Making Seaweed More Healthy
Seaweed is your common sea algae, high in minerals and vitamins including iodine, copper, calcium, magnesium, manganese, vitamin B2 and C. It’s also one of the few food sources of vanadium, which may improve the body’s sensitivity to insulin and decrease the body’s production of glucose. It also contains unique phytonutrients and antioxidants needed to protect cells and DNA against damage, including women at risk of estrogen-sensitive breast cancers.
Classified based on their coloring, cell structure, among others, you have red algae or nori, used in sushi. There’s brown algae (that absorbs more iodine than other sea plants) like kombu and kelp, used in miso soup; green algae is found in sea lettuce and sea grapes. Every kind of seaweed has its own unique set of nutritional contents beneficial to different eaters.
However, seaweed is not for everyone. For example, seaweed may benefit those with hypothyroidism, but not for those with hyperthyroidism, as iodine-rich foods can worsen the condition. For those on blood thinners (like aspirin), these drugs may interfere with the actions of vitamin K. Also, the high carb content of seaweed (excess amounts of polysaccharides) may contribute to gas, bloating, and gut discomfort in certain people.

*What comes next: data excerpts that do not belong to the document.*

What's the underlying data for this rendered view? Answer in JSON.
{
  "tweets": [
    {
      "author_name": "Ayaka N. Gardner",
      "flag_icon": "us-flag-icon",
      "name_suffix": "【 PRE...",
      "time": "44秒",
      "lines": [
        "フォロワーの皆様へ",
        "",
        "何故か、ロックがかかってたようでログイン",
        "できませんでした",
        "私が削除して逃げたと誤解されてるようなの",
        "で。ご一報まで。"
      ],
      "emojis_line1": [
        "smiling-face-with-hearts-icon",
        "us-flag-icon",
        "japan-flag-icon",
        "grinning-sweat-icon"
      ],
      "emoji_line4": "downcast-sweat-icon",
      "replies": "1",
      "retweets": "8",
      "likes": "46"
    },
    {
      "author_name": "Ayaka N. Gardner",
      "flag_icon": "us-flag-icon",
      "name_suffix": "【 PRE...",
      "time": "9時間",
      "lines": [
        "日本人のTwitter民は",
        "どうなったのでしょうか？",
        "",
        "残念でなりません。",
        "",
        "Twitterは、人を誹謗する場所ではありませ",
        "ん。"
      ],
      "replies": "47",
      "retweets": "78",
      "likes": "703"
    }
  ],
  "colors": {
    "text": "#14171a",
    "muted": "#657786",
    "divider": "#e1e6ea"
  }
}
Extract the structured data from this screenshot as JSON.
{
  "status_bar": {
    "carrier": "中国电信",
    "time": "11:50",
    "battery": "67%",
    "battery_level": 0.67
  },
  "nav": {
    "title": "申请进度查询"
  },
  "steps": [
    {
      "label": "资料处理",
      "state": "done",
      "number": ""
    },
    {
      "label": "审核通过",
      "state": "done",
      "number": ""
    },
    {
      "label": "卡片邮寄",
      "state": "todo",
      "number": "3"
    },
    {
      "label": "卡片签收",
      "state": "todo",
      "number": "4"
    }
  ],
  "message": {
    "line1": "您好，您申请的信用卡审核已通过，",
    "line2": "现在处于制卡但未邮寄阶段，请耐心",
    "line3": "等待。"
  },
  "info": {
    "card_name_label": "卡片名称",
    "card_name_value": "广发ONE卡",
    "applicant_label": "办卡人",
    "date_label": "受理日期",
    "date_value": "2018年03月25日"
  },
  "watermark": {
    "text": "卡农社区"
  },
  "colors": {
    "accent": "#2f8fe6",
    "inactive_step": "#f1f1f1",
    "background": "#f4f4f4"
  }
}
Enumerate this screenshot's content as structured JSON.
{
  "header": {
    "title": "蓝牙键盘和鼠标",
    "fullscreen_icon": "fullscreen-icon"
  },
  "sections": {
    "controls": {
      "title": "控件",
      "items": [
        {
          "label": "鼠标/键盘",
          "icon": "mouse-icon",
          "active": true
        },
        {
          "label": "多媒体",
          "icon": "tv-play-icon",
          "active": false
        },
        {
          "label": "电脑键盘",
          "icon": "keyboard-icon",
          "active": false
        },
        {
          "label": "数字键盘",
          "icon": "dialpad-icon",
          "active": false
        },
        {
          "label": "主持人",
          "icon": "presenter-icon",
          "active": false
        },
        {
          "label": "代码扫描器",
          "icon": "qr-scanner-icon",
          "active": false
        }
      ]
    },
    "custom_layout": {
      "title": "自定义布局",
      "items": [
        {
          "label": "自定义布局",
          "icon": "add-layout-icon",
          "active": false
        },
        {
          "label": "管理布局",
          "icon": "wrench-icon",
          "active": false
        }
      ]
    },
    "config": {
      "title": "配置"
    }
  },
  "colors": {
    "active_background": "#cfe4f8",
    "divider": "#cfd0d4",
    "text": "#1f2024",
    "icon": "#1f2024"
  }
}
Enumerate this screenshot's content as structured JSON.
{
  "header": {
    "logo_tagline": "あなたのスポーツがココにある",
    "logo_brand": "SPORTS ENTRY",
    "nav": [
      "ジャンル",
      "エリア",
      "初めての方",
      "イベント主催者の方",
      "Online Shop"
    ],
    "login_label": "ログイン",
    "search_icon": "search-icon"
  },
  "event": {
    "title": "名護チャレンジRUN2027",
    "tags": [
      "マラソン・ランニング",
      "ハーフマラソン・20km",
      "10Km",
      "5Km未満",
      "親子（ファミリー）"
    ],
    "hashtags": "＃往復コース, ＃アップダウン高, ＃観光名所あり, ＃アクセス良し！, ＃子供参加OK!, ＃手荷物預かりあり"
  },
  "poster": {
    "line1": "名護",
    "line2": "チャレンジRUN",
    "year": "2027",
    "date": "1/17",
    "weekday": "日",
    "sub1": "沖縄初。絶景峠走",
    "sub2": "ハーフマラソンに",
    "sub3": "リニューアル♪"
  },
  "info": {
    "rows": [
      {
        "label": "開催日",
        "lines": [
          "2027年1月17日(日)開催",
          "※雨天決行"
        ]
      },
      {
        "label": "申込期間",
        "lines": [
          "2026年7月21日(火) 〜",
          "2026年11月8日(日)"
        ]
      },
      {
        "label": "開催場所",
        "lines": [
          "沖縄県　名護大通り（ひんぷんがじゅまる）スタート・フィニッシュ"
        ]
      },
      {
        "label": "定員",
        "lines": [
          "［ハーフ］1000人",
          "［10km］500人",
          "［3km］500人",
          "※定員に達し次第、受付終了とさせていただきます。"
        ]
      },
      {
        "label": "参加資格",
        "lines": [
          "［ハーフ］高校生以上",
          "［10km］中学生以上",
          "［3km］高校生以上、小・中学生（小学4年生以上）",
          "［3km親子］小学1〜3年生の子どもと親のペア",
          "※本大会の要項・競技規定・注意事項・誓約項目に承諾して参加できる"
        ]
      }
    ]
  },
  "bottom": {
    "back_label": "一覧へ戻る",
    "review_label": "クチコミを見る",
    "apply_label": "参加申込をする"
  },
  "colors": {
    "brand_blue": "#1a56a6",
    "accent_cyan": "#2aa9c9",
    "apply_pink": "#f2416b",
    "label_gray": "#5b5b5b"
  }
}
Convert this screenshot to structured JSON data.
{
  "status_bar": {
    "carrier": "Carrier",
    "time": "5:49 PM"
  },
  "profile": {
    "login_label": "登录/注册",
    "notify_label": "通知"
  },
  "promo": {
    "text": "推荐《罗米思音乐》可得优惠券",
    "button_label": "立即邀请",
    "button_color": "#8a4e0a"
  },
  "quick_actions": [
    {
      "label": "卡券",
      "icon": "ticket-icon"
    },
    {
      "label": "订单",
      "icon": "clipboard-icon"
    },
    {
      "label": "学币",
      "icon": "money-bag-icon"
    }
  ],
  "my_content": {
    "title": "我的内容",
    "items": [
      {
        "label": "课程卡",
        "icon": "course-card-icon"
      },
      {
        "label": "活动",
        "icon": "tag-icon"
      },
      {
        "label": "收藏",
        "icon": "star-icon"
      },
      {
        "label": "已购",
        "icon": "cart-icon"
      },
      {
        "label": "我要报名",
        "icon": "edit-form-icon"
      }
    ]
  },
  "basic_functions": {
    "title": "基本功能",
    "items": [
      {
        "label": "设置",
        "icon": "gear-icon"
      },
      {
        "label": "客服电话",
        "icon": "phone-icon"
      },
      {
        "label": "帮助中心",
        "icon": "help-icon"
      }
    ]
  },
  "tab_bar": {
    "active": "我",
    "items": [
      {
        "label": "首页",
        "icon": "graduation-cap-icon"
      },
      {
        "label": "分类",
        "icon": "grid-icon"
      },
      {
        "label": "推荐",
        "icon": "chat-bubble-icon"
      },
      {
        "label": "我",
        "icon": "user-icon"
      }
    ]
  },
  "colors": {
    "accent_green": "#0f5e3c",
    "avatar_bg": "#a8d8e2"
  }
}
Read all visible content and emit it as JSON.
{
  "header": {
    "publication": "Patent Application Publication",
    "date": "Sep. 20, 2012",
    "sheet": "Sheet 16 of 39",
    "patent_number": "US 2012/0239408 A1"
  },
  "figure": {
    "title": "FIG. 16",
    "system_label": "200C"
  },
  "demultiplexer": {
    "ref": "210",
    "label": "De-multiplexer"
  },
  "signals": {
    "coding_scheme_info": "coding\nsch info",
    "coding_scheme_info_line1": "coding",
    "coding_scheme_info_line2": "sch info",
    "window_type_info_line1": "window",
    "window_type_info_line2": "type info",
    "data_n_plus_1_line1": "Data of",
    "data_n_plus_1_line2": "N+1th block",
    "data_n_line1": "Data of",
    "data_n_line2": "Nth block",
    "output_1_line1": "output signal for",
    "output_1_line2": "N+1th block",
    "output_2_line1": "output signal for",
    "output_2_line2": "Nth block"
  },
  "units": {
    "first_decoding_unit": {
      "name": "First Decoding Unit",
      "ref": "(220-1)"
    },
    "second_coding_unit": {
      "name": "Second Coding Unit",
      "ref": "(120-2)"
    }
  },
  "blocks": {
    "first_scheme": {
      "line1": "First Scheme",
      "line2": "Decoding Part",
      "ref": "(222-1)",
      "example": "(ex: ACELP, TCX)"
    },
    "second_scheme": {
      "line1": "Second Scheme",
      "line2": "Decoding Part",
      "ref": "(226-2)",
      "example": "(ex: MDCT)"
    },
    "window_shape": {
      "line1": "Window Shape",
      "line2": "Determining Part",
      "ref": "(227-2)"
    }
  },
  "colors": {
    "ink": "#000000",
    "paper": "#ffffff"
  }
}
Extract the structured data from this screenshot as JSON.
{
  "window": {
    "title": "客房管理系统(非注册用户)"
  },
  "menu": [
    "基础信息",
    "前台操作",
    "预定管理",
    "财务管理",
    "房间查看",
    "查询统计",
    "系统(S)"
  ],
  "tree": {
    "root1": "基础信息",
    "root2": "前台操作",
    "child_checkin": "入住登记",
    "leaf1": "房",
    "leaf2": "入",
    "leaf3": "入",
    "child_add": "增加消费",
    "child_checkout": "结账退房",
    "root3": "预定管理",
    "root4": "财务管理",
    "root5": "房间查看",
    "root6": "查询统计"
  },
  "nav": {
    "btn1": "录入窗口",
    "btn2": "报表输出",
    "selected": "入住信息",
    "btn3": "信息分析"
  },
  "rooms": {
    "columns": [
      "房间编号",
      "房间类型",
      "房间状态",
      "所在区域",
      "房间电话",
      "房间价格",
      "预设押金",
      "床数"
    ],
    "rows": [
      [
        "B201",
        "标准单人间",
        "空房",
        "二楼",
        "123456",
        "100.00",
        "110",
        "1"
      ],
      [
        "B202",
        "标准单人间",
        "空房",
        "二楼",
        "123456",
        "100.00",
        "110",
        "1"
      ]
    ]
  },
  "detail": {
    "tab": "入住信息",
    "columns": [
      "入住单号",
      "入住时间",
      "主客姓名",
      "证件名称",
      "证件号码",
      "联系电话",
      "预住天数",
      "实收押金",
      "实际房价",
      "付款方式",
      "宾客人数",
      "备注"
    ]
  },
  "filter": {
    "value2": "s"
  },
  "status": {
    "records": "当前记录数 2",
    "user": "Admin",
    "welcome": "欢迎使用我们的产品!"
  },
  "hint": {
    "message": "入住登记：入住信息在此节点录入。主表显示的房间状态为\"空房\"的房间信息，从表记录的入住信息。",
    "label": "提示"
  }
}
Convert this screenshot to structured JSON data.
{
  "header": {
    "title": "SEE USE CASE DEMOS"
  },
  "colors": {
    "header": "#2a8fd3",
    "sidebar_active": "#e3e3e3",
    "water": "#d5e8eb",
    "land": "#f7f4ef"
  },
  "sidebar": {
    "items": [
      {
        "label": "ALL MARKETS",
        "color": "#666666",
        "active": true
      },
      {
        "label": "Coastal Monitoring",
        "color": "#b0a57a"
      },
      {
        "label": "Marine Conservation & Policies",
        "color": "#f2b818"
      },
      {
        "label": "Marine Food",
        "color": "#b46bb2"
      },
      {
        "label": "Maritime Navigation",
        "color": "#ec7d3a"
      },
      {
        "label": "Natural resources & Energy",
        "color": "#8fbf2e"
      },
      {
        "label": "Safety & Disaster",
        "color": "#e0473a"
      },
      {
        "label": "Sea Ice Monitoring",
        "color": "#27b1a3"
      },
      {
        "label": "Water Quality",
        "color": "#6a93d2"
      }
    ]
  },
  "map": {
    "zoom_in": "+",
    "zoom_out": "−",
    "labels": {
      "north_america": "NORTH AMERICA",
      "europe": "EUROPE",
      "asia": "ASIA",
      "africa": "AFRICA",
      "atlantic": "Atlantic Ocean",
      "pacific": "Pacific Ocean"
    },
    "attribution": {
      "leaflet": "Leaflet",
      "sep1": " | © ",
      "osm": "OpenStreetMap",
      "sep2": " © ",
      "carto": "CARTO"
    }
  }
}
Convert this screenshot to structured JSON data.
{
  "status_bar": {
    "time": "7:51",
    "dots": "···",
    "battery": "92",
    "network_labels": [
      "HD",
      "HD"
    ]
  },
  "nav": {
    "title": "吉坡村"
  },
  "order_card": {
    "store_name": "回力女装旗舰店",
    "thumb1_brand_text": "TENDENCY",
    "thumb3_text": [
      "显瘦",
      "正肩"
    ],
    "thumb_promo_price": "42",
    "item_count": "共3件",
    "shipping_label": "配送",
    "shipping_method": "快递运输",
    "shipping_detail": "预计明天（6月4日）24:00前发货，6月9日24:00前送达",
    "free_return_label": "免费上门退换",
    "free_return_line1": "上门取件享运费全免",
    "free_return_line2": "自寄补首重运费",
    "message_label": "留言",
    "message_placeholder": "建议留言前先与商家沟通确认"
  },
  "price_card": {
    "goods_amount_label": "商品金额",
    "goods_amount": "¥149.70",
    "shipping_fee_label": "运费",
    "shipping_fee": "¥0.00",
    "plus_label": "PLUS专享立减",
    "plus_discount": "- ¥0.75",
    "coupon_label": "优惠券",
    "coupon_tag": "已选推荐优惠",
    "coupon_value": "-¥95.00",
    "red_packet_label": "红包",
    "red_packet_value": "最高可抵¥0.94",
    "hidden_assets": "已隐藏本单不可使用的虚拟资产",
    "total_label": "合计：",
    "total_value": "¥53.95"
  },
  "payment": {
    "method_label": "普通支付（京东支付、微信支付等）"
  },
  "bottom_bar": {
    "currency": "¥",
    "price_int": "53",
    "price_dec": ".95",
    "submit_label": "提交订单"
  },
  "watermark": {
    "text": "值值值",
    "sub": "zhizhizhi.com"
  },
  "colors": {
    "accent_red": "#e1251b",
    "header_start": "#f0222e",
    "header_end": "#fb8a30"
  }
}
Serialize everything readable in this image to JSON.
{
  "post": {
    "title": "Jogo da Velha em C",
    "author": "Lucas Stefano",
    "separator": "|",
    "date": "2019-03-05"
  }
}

Better to start with a small amount and then adjust based on how you feel.
How much seaweed is safe to eat?
If healthy and without a thyroid issue, RDA for adults 19 years and older is 150 mcg (upper limit is 1,100 mcg). All seaweed varies as far as its iodine content. One dried sheet (1g) can contain anywhere from 11 to 1,989 percent of the RDA for iodine. For the three common seaweeds, these are their iodine content: nori contains 37 mcg iodine per gram, wakame is 139 mcg, kombu is 2,523 mcg.
Seaweed quality matters
The plant can absorb heavy metals like a sponge: arsenic, lead, mercury and cadmium. Trace amounts of arsenic are present in a lot of seaweed, but more concentrated in seaweed grown in water polluted by industrial waste or are not organic. Opt for organic seaweed from companies dedicated to producing products in clean waters, such as the Gulf of Maine and the North Atlantic.
There are many popular nutritionist-approved seaweed snacks but check the labels for high sodium. Go for miso soup with kombu, or seaweed flakes, which can be added to roasted veggies and salads. Add powdered spirulina, a type of seaweed that’s rich in protein, to your favorite smoothie recipe. Seaweed wraps are also a great idea because they’re basically a veggie-packed wrap without the carb-heavy exterior. Start by simply julienning veggies on hand (like carrots, cucumber, mushrooms) then roll them in a full-size nori sheet. Serve with miso dressing for dipping.